Re: "Wait, do I really understand this? Maybe I'd better spend a few days looking up related papers, or consult another textbook," they'd fail all the courses they took that quarter. A month later they would understand the material far better and remember it much longer - but one month after finals is too late; it counts for nothing in the lunatic university utility function.

This line of thought reminded me of Robert Frank's The Economic Naturalist: "When students are given tests designed to probe their knowledge of basic economics six months after taking the course, they do not perform significantly better than others who never took an introductory course. This is scandalous."

I gather the goal of Frank's student assignments is to have them think, even if imperfectly, rather than to parrot well.

Comment author: pnrjulius 09 April 2012 06:00:17AM *  1 point [-]

I think we should do that testing on a random basis, and only the ones who pass actually get degrees. Retention is everything; fail to retain and you get no degree.

Comment author: Jayson_Virissimo 09 April 2012 11:19:25AM 4 points [-]

You seem to be under the impression that modern college degrees are mostly certifications of knowledge rather than long, expensive, politically correct intilligence/conscientiouness tests. What gives you that idea?

Comment author: Swimmer963 09 April 2012 11:57:09AM 4 points [-]

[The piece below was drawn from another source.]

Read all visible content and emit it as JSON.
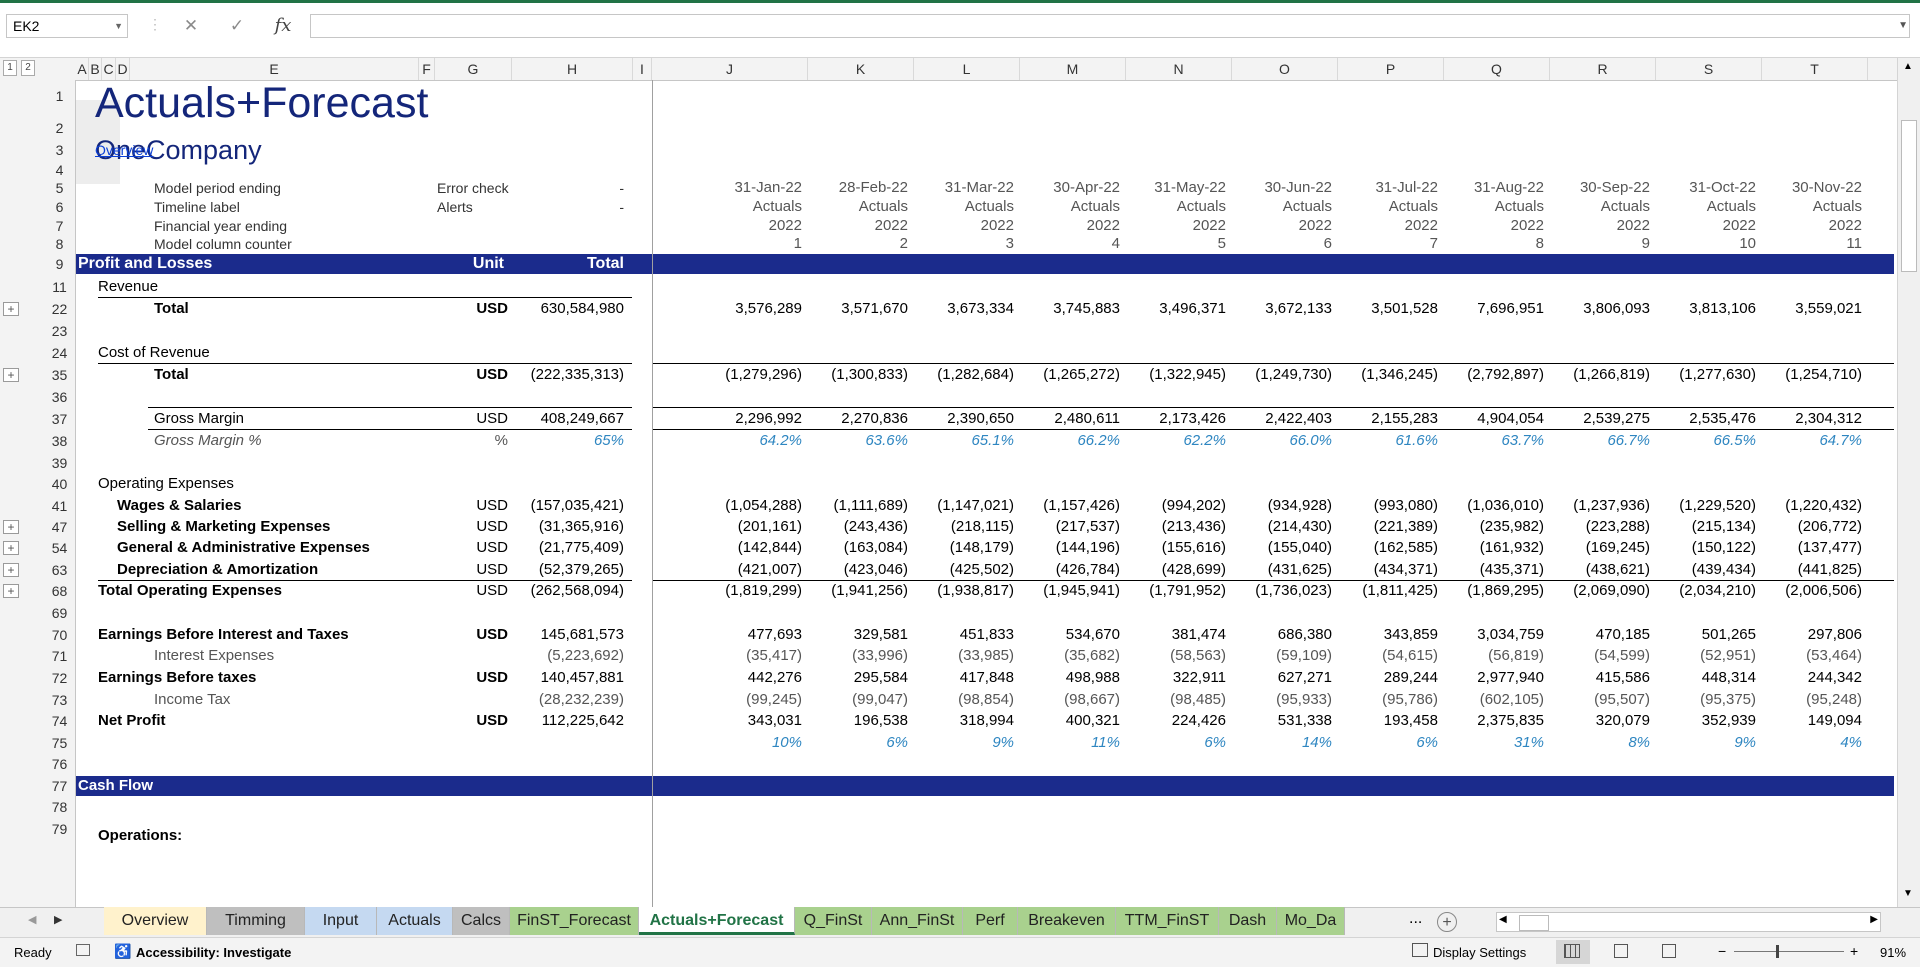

Depends what your degree is in. I'm studying nursing, and it seems to me that the point of it is to finish with a licence, i.e. a piece of paper proving that you know how to perform a certain range of skills and can do so safely. (Actually, I guess that's the point of the provincial exam...the point of the degree itself is to prepare you for the provincial exam, but just graduating from a nursing program doesn't automatically give you a licence.)

I'm guessing this is true for engineering, too, and any other degree where you're going to end up doing a job that affects people's safety and survival. And I think it's true for a lot of community college programs. I don't know what percentage of all college and university degrees these kind of degrees represent, but it's non-zero.

To a degree, this is true of any technical/science degree. An industry lab would hire someone with a degree in chemistry, but probably not someone with a degree in English. So that does make the degree proof of knowledge, not just conscientiousness.